As Ann and Ethan both noted, two major pieces of climate legislation were passed by the California legislature this week, and Governor Brown has promised to sign both bills. Overall, the legislation extends the state’s greenhouse gas reduction goals (which were originally to reach 1990 levels of emissions by 2020) out to a 40% reduction from 1990 levels by 2030. The companion piece of legislation (as Ann noted) imposes greater legislative oversight on the California Air Resources Board’s implementation of the legislation, and prioritizes direct regulation of greenhouse gas emissions from large sources in the achievement of the greenhouse gas reduction goals.
The legislation is a big deal – even though it does leave out the question of whether the state’s cap-and-trade program to reduce greenhouse gas emissions needs to be and should be extended beyond 2020. What I want to highlight here is the politics of the legislation, and build on a point that Ethan made in his post.
First, the fight over enacting this legislation was a knock-down, drag-out fight between many of the major interest groups in the state. Environmental groups and clean tech industry leaders were involved; the state’s (large) oil and gas industry was involved; the California Chamber of Commerce was involved; as were environmental justice and other advocates for poor and minority communities. Efforts to enact similar legislation died at the end of the last legislative session in 2015. One of the interesting developments in the fight in that last legislative session was at least a tacit alliance between the oil and gas industry and the Chamber of Commerce, and some Democratic state legislators representing predominantly poor communities with high African-American and Latino populations. The main arguments by critics of the proposed legislation were that the state’s climate policy was unfairly tilted towards the rich (e.g., subsidies for electric vehicle purchases), wasn’t providing enough direct air quality benefits towards those living in some of the dirtiest air quality in the country (e.g., many communities in the Central Valley), and tight environmental regulations would harm job creation and economic development in the communities that need them most. (For an example of such arguments, see this op-ed in the Wall Street Journal.)

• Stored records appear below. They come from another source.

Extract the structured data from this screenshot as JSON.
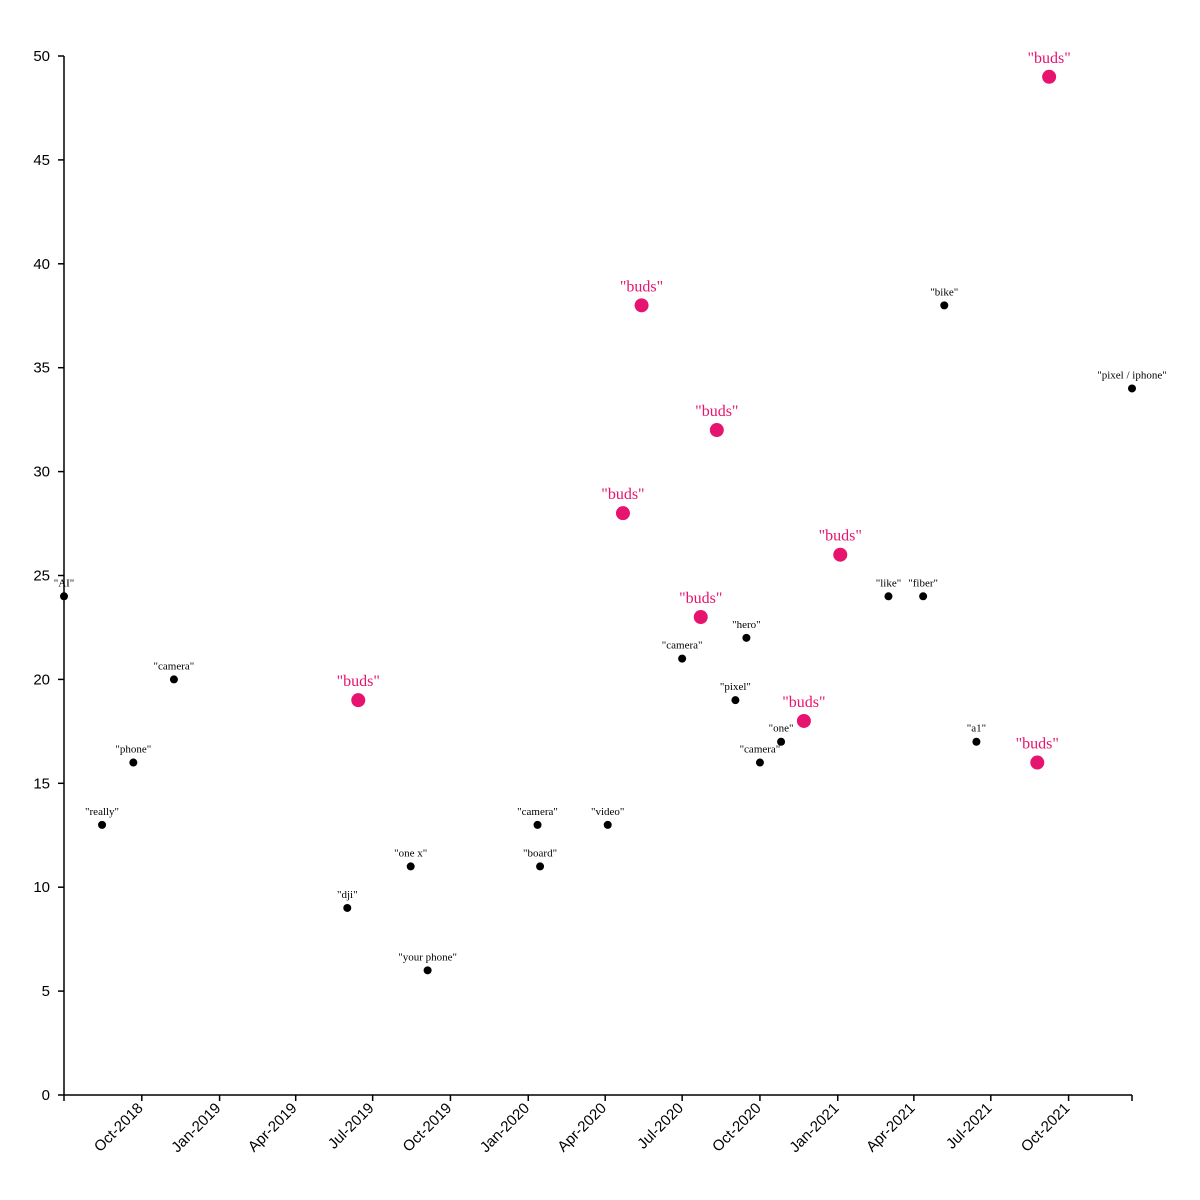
{
  "chart_data": {
    "type": "scatter",
    "title": "",
    "xlabel": "",
    "ylabel": "",
    "ylim": [
      0,
      50
    ],
    "xlim": [
      "2018-07-01",
      "2021-12-15"
    ],
    "y_ticks": [
      0,
      5,
      10,
      15,
      20,
      25,
      30,
      35,
      40,
      45,
      50
    ],
    "x_ticks": [
      {
        "date": "2018-10-01",
        "label": "Oct-2018"
      },
      {
        "date": "2019-01-01",
        "label": "Jan-2019"
      },
      {
        "date": "2019-04-01",
        "label": "Apr-2019"
      },
      {
        "date": "2019-07-01",
        "label": "Jul-2019"
      },
      {
        "date": "2019-10-01",
        "label": "Oct-2019"
      },
      {
        "date": "2020-01-01",
        "label": "Jan-2020"
      },
      {
        "date": "2020-04-01",
        "label": "Apr-2020"
      },
      {
        "date": "2020-07-01",
        "label": "Jul-2020"
      },
      {
        "date": "2020-10-01",
        "label": "Oct-2020"
      },
      {
        "date": "2021-01-01",
        "label": "Jan-2021"
      },
      {
        "date": "2021-04-01",
        "label": "Apr-2021"
      },
      {
        "date": "2021-07-01",
        "label": "Jul-2021"
      },
      {
        "date": "2021-10-01",
        "label": "Oct-2021"
      }
    ],
    "grid": false,
    "colors": {
      "normal": "#000000",
      "highlight": "#e6136f"
    },
    "points": [
      {
        "date": "2018-07-01",
        "y": 24,
        "label": "\"AI\"",
        "highlight": false
      },
      {
        "date": "2018-08-15",
        "y": 13,
        "label": "\"really\"",
        "highlight": false
      },
      {
        "date": "2018-09-21",
        "y": 16,
        "label": "\"phone\"",
        "highlight": false
      },
      {
        "date": "2018-11-08",
        "y": 20,
        "label": "\"camera\"",
        "highlight": false
      },
      {
        "date": "2019-06-01",
        "y": 9,
        "label": "\"dji\"",
        "highlight": false
      },
      {
        "date": "2019-06-14",
        "y": 19,
        "label": "\"buds\"",
        "highlight": true
      },
      {
        "date": "2019-08-15",
        "y": 11,
        "label": "\"one x\"",
        "highlight": false
      },
      {
        "date": "2019-09-04",
        "y": 6,
        "label": "\"your phone\"",
        "highlight": false
      },
      {
        "date": "2020-01-12",
        "y": 13,
        "label": "\"camera\"",
        "highlight": false
      },
      {
        "date": "2020-01-15",
        "y": 11,
        "label": "\"board\"",
        "highlight": false
      },
      {
        "date": "2020-04-04",
        "y": 13,
        "label": "\"video\"",
        "highlight": false
      },
      {
        "date": "2020-04-22",
        "y": 28,
        "label": "\"buds\"",
        "highlight": true
      },
      {
        "date": "2020-05-14",
        "y": 38,
        "label": "\"buds\"",
        "highlight": true
      },
      {
        "date": "2020-07-01",
        "y": 21,
        "label": "\"camera\"",
        "highlight": false
      },
      {
        "date": "2020-07-23",
        "y": 23,
        "label": "\"buds\"",
        "highlight": true
      },
      {
        "date": "2020-08-11",
        "y": 32,
        "label": "\"buds\"",
        "highlight": true
      },
      {
        "date": "2020-09-02",
        "y": 19,
        "label": "\"pixel\"",
        "highlight": false
      },
      {
        "date": "2020-09-15",
        "y": 22,
        "label": "\"hero\"",
        "highlight": false
      },
      {
        "date": "2020-10-01",
        "y": 16,
        "label": "\"camera\"",
        "highlight": false
      },
      {
        "date": "2020-10-26",
        "y": 17,
        "label": "\"one\"",
        "highlight": false
      },
      {
        "date": "2020-11-22",
        "y": 18,
        "label": "\"buds\"",
        "highlight": true
      },
      {
        "date": "2021-01-04",
        "y": 26,
        "label": "\"buds\"",
        "highlight": true
      },
      {
        "date": "2021-03-02",
        "y": 24,
        "label": "\"like\"",
        "highlight": false
      },
      {
        "date": "2021-04-12",
        "y": 24,
        "label": "\"fiber\"",
        "highlight": false
      },
      {
        "date": "2021-05-07",
        "y": 38,
        "label": "\"bike\"",
        "highlight": false
      },
      {
        "date": "2021-06-14",
        "y": 17,
        "label": "\"a1\"",
        "highlight": false
      },
      {
        "date": "2021-08-25",
        "y": 16,
        "label": "\"buds\"",
        "highlight": true
      },
      {
        "date": "2021-09-08",
        "y": 49,
        "label": "\"buds\"",
        "highlight": true
      },
      {
        "date": "2021-12-15",
        "y": 34,
        "label": "\"pixel / iphone\"",
        "highlight": false
      }
    ]
  }
}
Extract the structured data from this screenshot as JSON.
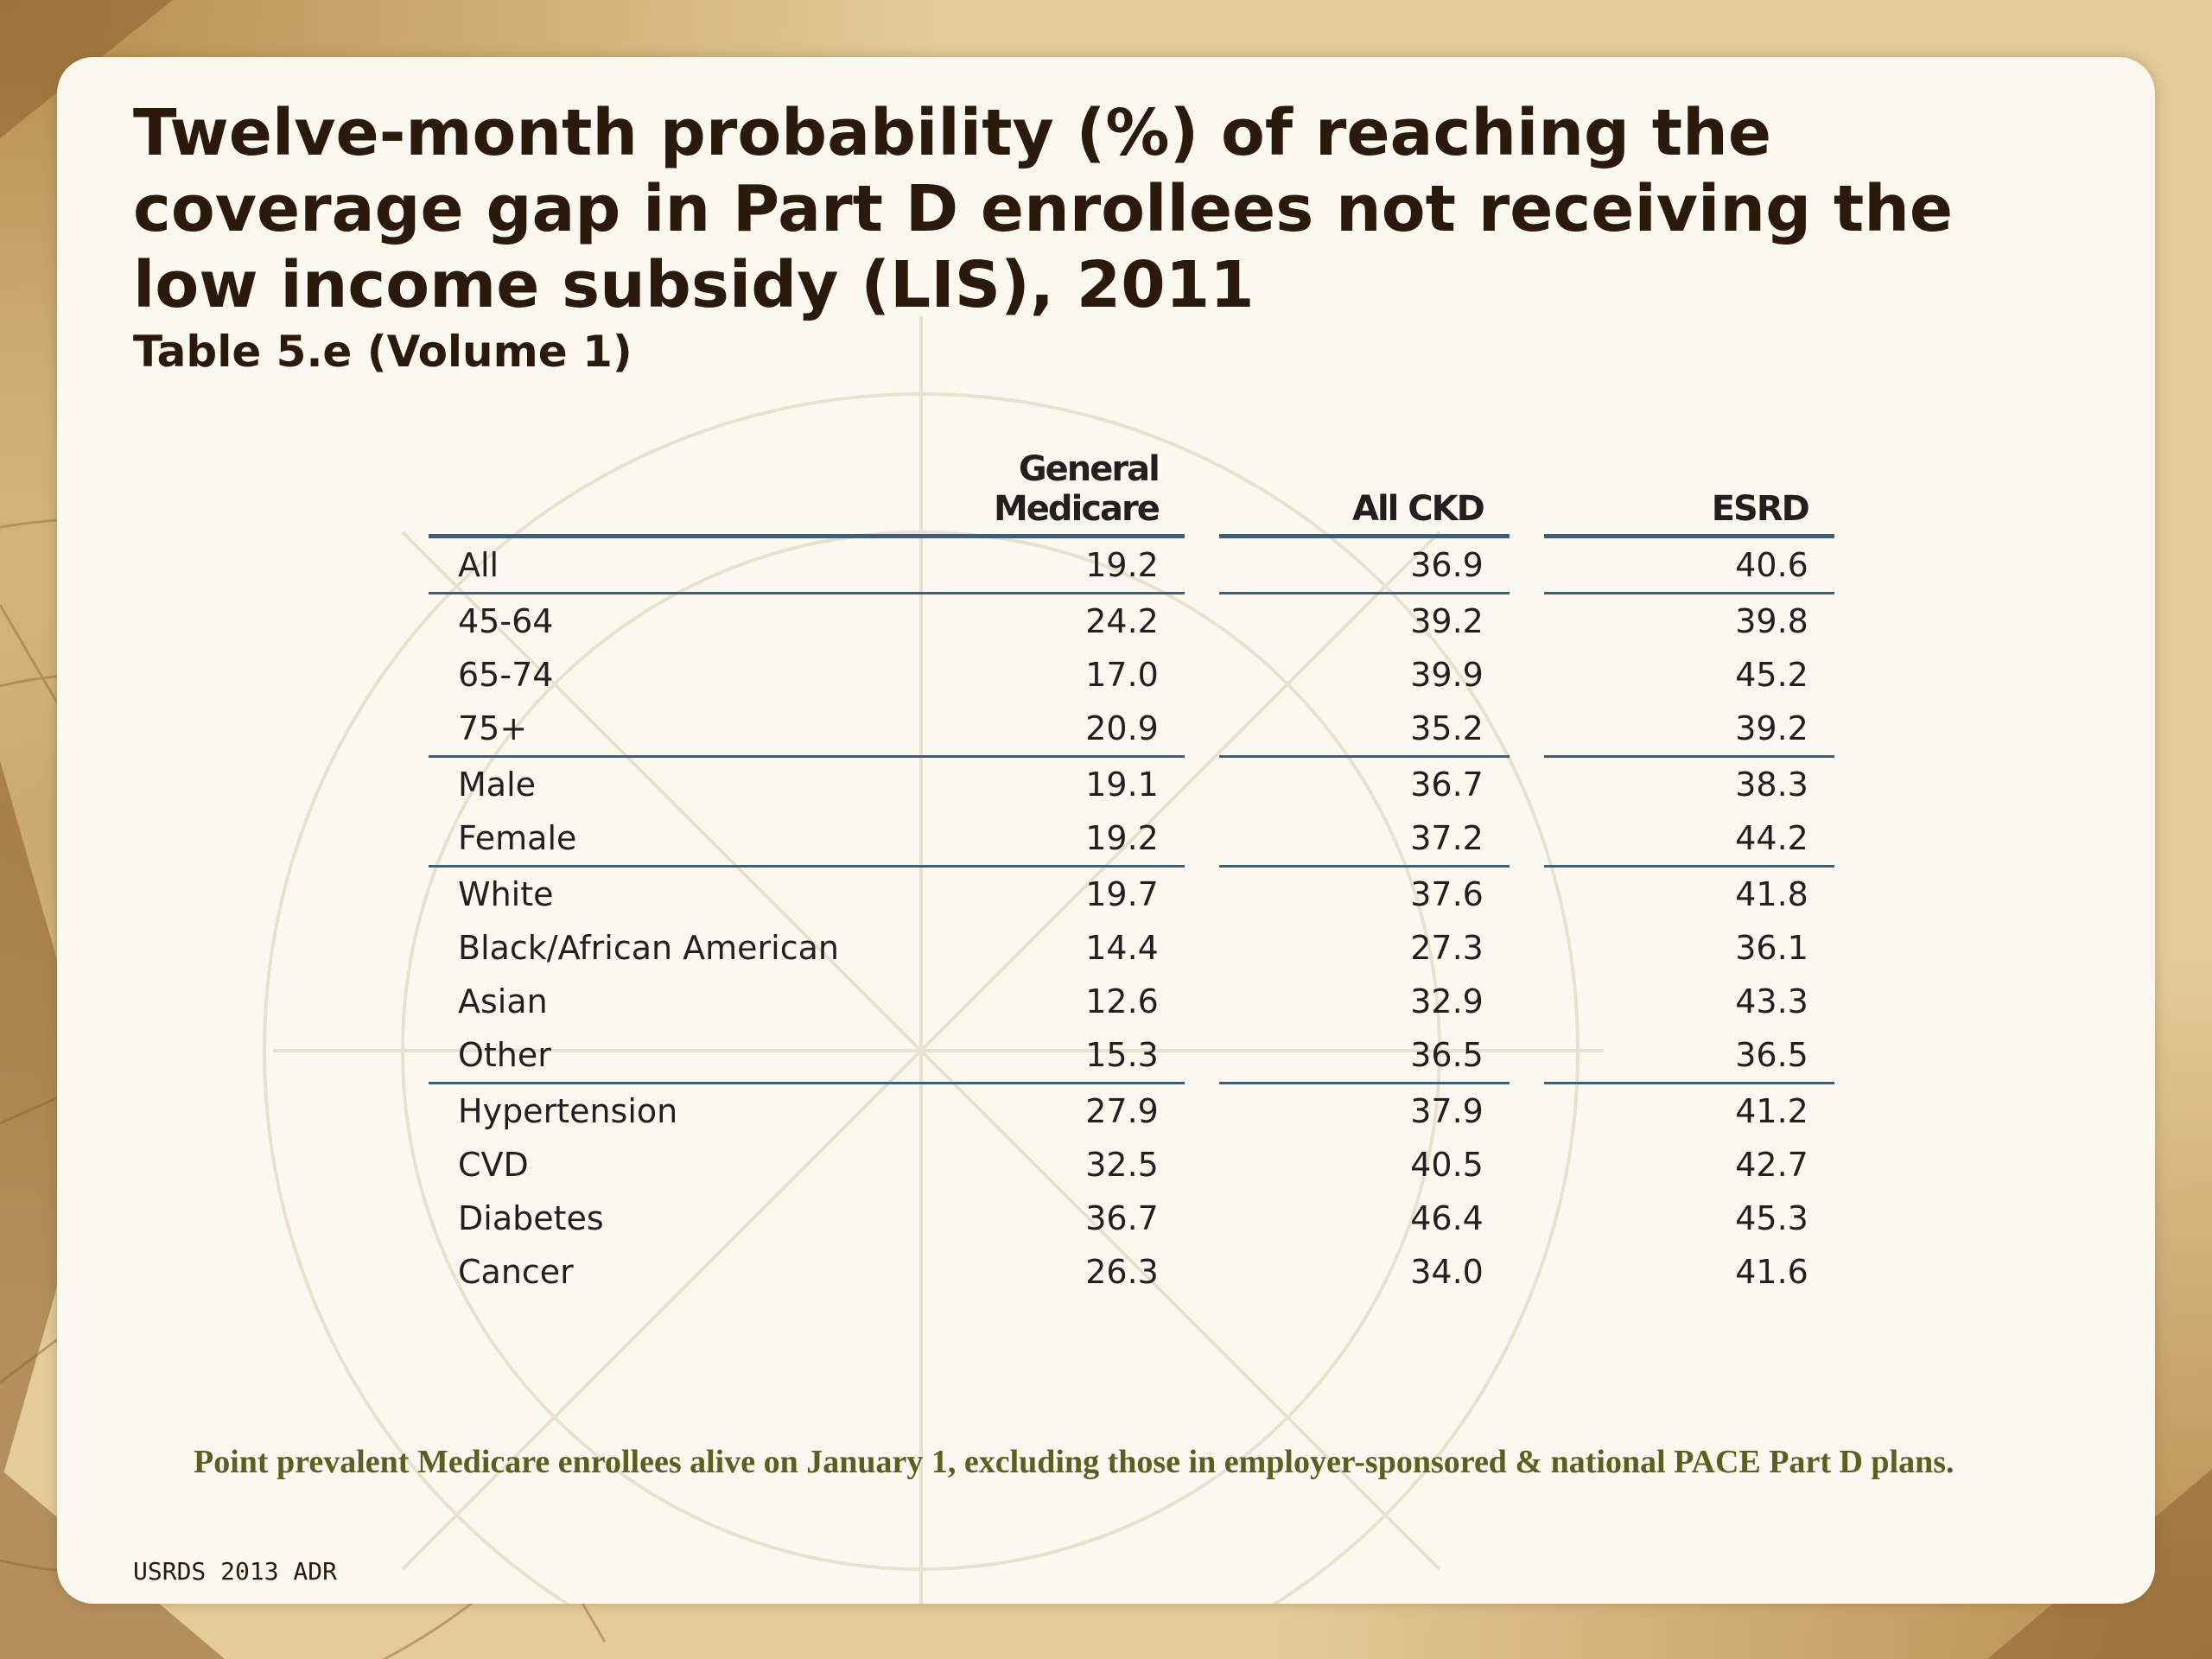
{
  "title": "Twelve-month probability (%) of reaching the coverage gap in Part D enrollees not receiving the low income subsidy  (LIS), 2011",
  "subtitle": "Table 5.e (Volume 1)",
  "table": {
    "headers": [
      "General Medicare",
      "All CKD",
      "ESRD"
    ],
    "rows": [
      {
        "label": "All",
        "values": [
          "19.2",
          "36.9",
          "40.6"
        ]
      },
      {
        "label": "45-64",
        "values": [
          "24.2",
          "39.2",
          "39.8"
        ]
      },
      {
        "label": "65-74",
        "values": [
          "17.0",
          "39.9",
          "45.2"
        ]
      },
      {
        "label": "75+",
        "values": [
          "20.9",
          "35.2",
          "39.2"
        ]
      },
      {
        "label": "Male",
        "values": [
          "19.1",
          "36.7",
          "38.3"
        ]
      },
      {
        "label": "Female",
        "values": [
          "19.2",
          "37.2",
          "44.2"
        ]
      },
      {
        "label": "White",
        "values": [
          "19.7",
          "37.6",
          "41.8"
        ]
      },
      {
        "label": "Black/African American",
        "values": [
          "14.4",
          "27.3",
          "36.1"
        ]
      },
      {
        "label": "Asian",
        "values": [
          "12.6",
          "32.9",
          "43.3"
        ]
      },
      {
        "label": "Other",
        "values": [
          "15.3",
          "36.5",
          "36.5"
        ]
      },
      {
        "label": "Hypertension",
        "values": [
          "27.9",
          "37.9",
          "41.2"
        ]
      },
      {
        "label": "CVD",
        "values": [
          "32.5",
          "40.5",
          "42.7"
        ]
      },
      {
        "label": "Diabetes",
        "values": [
          "36.7",
          "46.4",
          "45.3"
        ]
      },
      {
        "label": "Cancer",
        "values": [
          "26.3",
          "34.0",
          "41.6"
        ]
      }
    ]
  },
  "footnote": "Point prevalent Medicare enrollees alive on January 1, excluding those in employer-sponsored & national PACE Part D plans.",
  "source": "USRDS 2013 ADR",
  "colors": {
    "rule": "#3f5f78",
    "title": "#2b1a0c",
    "note": "#5e5e20",
    "panel": "#faf8ef",
    "frame": "#e4cb98"
  }
}
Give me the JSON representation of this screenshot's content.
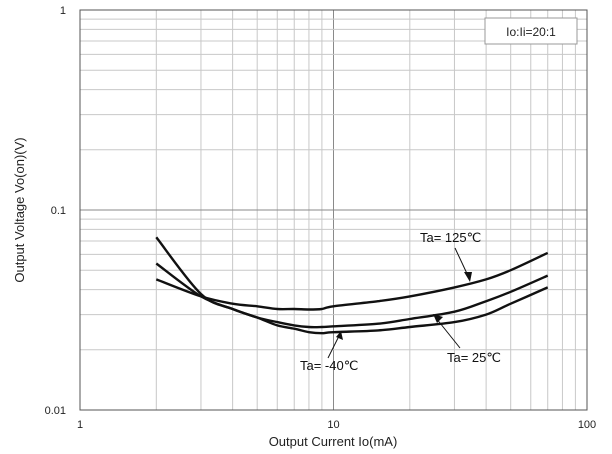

This alliance had a range of repercussions – one of the African-American lawmakers who did not support the legislation in the last session is now facing a primary challenge funded in part by environmental groups, for instance. For a while, it seemed like the oil and gas industry had found helpful allies in an increasingly liberal, blue state like California. Further benefitting the industry was the impact of the changes to California’s electoral system, which advances the top two candidates from the primary election in June to the November general election, even if they are from the same party – many observers have credited this change with increasing the number of moderate Democrats in the legislature, moderate Democrats who were sympathetic to the oil and gas industry’s arguments here.
I think it’s fair to say that, in retrospect, the oil and gas industry’s strategy has backfired spectacularly. (And don’t just believe me – the quote from the Republican legislator representing Bakersfield, the center of the oil and gas industry, is that “My sky is falling.”) They now have the worst of all possible worlds – a regulatory system that not only has ambitious targets for reductions of greenhouse gases, but a system that emphasizes regulatory tools that might increase compliance costs relative to the cap-and-trade program that industry fought tooth and nail (and is currently litigating in court, arguing that it is an unconstitutional tax.) As Ethan notes, that does create an incentive for industry to try and push for a cap-and-trade program in the next legislative session. But I think the odds of industry getting such a program are lower now than they were before the bills passed this week. Environmental justice advocates are rightly going to defend a hard-fought victory, and have demonstrated how much sway they have in the legislature. It’s hard to see what the industry can give environmental groups and other climate policy advocates that they didn’t otherwise win in this session – unless it’s a two-thirds vote in the legislature extending the cap-and-trade program and mooting any claims that it is an unconstitutional tax. But to do that, industry will have to backtrack on its “sky is falling” arguments about climate policy in general. Moreover, industry will also have to get votes from both Republicans and moderate Democrats to get over the two-thirds hurdle. State Republicans have been adamant in opposing almost any tax increase, so they’ll be a tough sell. But even harder will be the moderate Democrats from poor and minority districts – they are the ones who made a big deal about the regressive impacts of cap-and-trade programs. Getting them to switch that position and support cap-and-trade, without having them look like they’re just doing industry’s bidding, will be trickyl. Perhaps that can be obtained through promises of spending many of the auction proceeds on environmental and energy projects that benefit their districts.
Full disclosure: I am the attorney representing a group of leading environmental economists that submitted an amicus brief in support of the state’s cap-and-trade program, and in opposition to the California Chamber of Commerce in its lawsuit arguing that the cap-and-trade program is an unconstitutional tax.